In 2010, Australia exported US$48.6 billion of goods to China, more than nine times the amount a decade ago. The mining industry was particularly lucrative - iron ore exports accounted for more than half of Australia’s exports to China.
Mining and farming are expected to drive Australia’s economic growth in the near future. According to the Australian Bureau of Agricultural and Resource Economics and Sciences, mine production will rise by 10.2 percent in 2010-2011; while farm production is likely to rise by 8.9 percent.
However much of this growth is also dependent on sustained demand for Australian commodities from countries in the Asia-Pacific region. As such, the Australian government is focused on raising Australia's economic productivity to ensure the sustainability of growth, while continuing to manage the symbiotic, but sometimes tense, economic relationship with China.
Australia is the 13th largest economy in the world according to nominal GDP (current prices) and the 17th largest according to GDP (PPP). In 2010, Australia’s GDP (PPP) was US$882.344 billion – a 3.94 percent increase from 2009. Australia’s nominal GDP (current prices, US dollars) growth during the same period was even more amazing – GDP (current prices, US dollars) grew from US$994.25 billion in 2009 to US$1.219 trillion, a 22.68 percent increase.
Spurred by robust business and consumer confidence, Australia’s economy is expected to grow even quicker in the next five years. 2011 to 2015 should see Australia’s GDP (PPP) grow by 4.81 to 5.09 percent annually. By the end of 2015, Australia’s GDP (PPP) is expected to be US$1.122 trillion.
Likewise, Australia’s GDP (PPP) per capita is expected to experience healthy growth. In 2010, Australia’s GDP (PPP) per capita was the tenth highest in the world – growing from US$38,633.17 in 2009 to US$39,692.06. In 2011, Australia’s GDP (PPP) per capita will increase by 3.52 percent to US$41,089.17. The following four years should see fairly consistent growth in Australia’s GDP (PPP) per capita, resulting in a GDP (PPP) per capita of US$47,445.58 by the end of 2015.
Australia had a population of 22.23 million and a labour force of 11.152 million in 2010. In the same year, Australia’s unemployment rate was 5.192 percent – which is 0.22 percent more than the world’s average of 4.97 percent.
According to Australian Treasurer and Deputy Prime Minister, Wayne Swan, the May 10th budget is expected to create 500,000 jobs in two years and is aimed at bringing unemployment rates down to 4.5 percent.

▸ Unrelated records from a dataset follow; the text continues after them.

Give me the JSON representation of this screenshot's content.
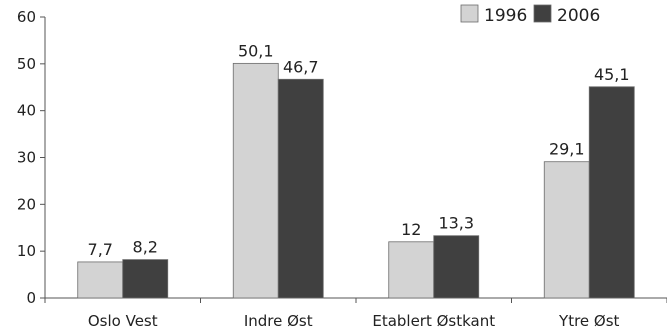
{
  "chart_data": {
    "type": "bar",
    "categories": [
      "Oslo Vest",
      "Indre Øst",
      "Etablert Østkant",
      "Ytre Øst"
    ],
    "series": [
      {
        "name": "1996",
        "values": [
          7.7,
          50.1,
          12,
          29.1
        ],
        "labels": [
          "7,7",
          "50,1",
          "12",
          "29,1"
        ],
        "color": "#d3d3d3"
      },
      {
        "name": "2006",
        "values": [
          8.2,
          46.7,
          13.3,
          45.1
        ],
        "labels": [
          "8,2",
          "46,7",
          "13,3",
          "45,1"
        ],
        "color": "#404040"
      }
    ],
    "ylim": [
      0,
      60
    ],
    "yticks": [
      "0",
      "10",
      "20",
      "30",
      "40",
      "50",
      "60"
    ],
    "legend_position": "top-right",
    "grid": false
  }
}
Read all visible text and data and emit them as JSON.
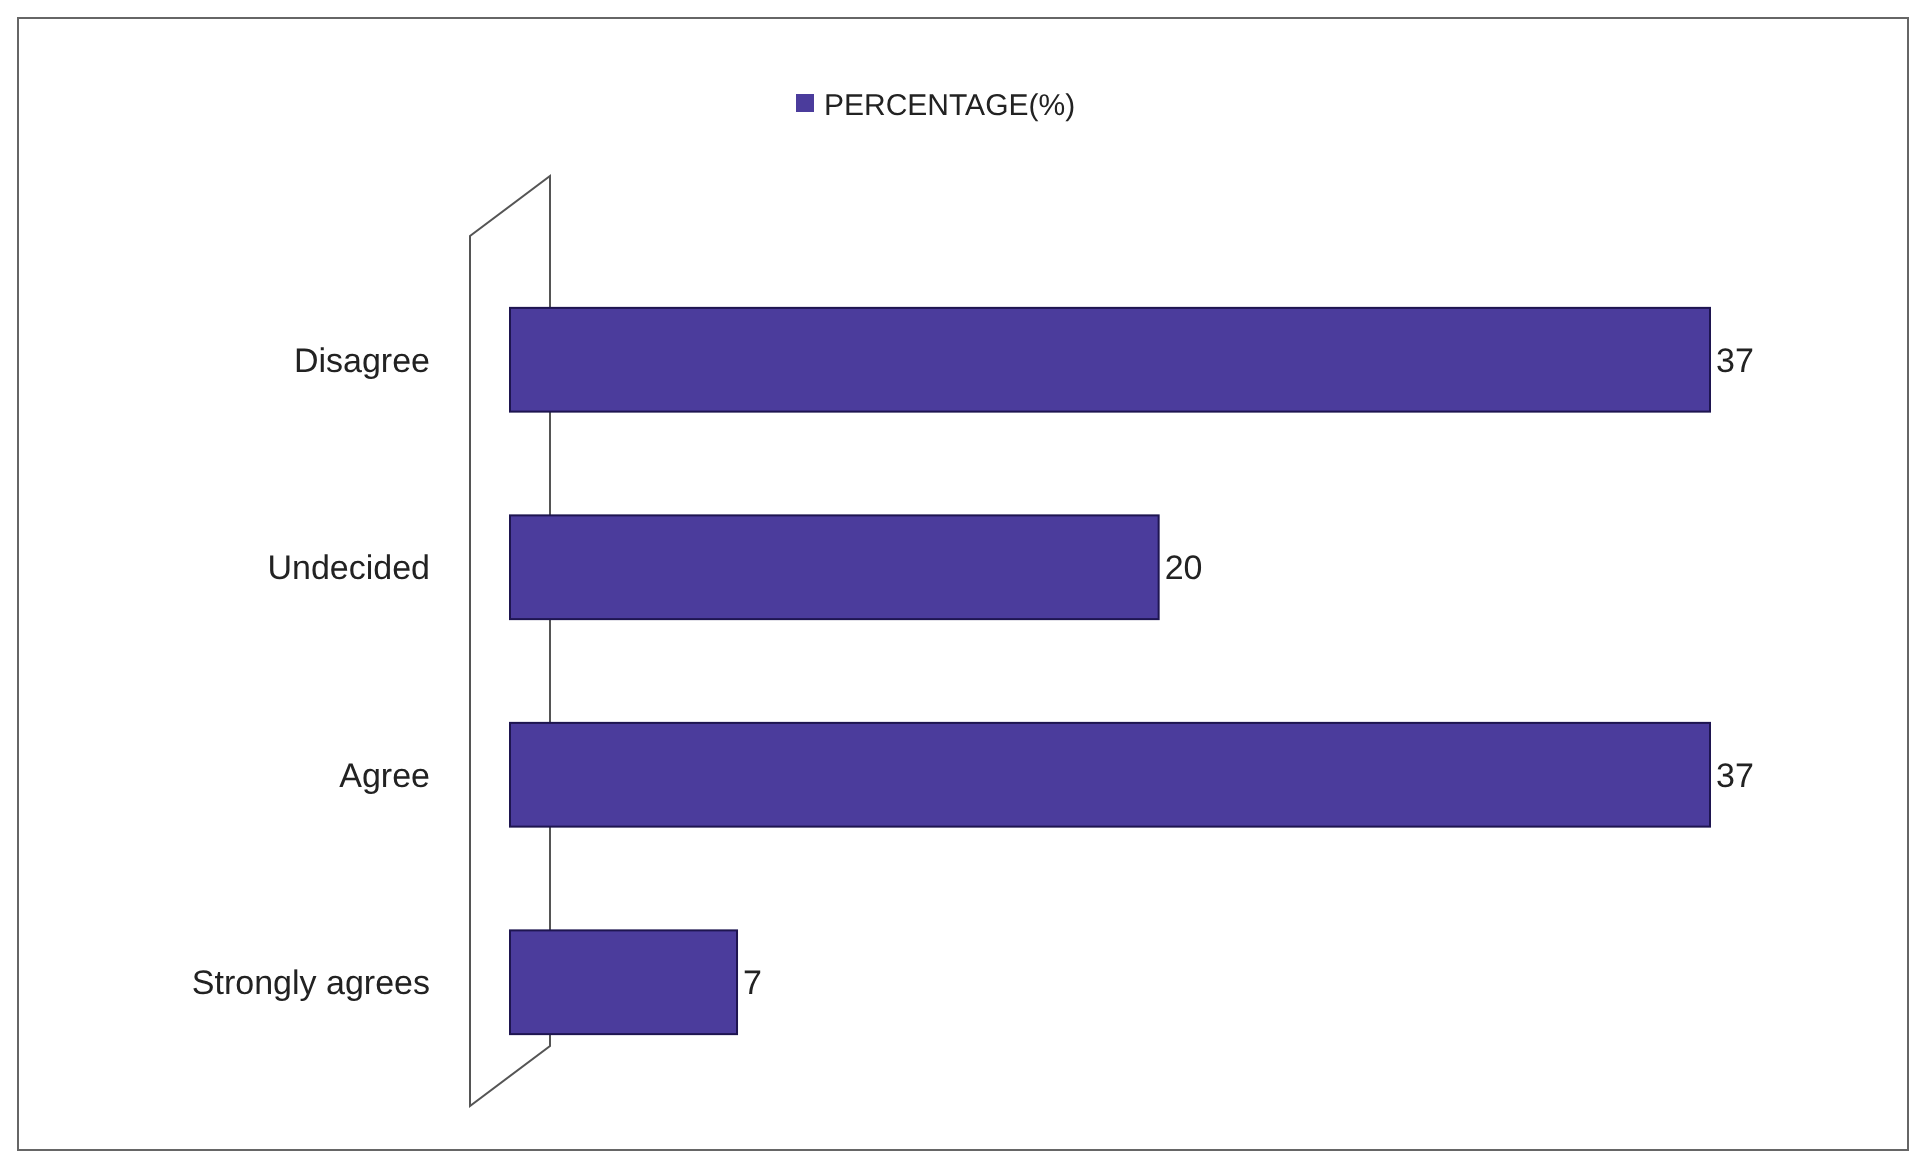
{
  "chart_data": {
    "type": "bar",
    "orientation": "horizontal",
    "categories": [
      "Disagree",
      "Undecided",
      "Agree",
      "Strongly agrees"
    ],
    "series": [
      {
        "name": "PERCENTAGE(%)",
        "color": "#4b3c9c",
        "values": [
          37,
          20,
          37,
          7
        ]
      }
    ],
    "data_labels": true,
    "legend": "top",
    "grid": false
  }
}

Mr. Swan acknowledged that unemployment was unacceptably high in certain parts of Australia and the government was looking to create new incentives for more jobs.
Whether this budget will prove successful in bringing down unemployment rates remains to be seen. According to the unemployment rate forecast provided by the IMF, unemployment is only expected to see a marginal decrease to 5.025 percent by the end of 2012. After which, the unemployment rate from 2013 to 2015 should remain constant at 4.8 percent.
According to the Australian Bureau of Statistics, the increasing costs of food and fuel caused Australia’s inflation rate to be higher than expected in the first quarter of 2011. In 2010, Australia’s inflation rate (average consumer price change) saw better recovery from the financial crisis than most other advanced economies, returning from 1.82 percent in 2009 to 2.962 percent. Significantly, this was only marginally lower than the average inflation rate (average consumer price change) before the financial crisis from 1999 to 2008 (2.987 percent).
By the end of 2011, Australia’s inflation rate (average consumer price change) is expected to rise to 3.038 percent. However from 2013 onwards, Australia’s inflation rate (average consumer price change) is expected to fall below 3 percent once again and be between 2.65 percent and 2.498 percent from 2013 to 2015.
Australia’s current account balance has remained in negative figures for more than fifty years – caused by a narrow export base as well as high levels of capital goods from overseas. In 2010, Australia had one of the top ten highest current account balance deficit in the world at US$29.928 billion. The Australian current account balance deficit is expected to rise even further in the next five years, reaching US$89.106 billion in 2015.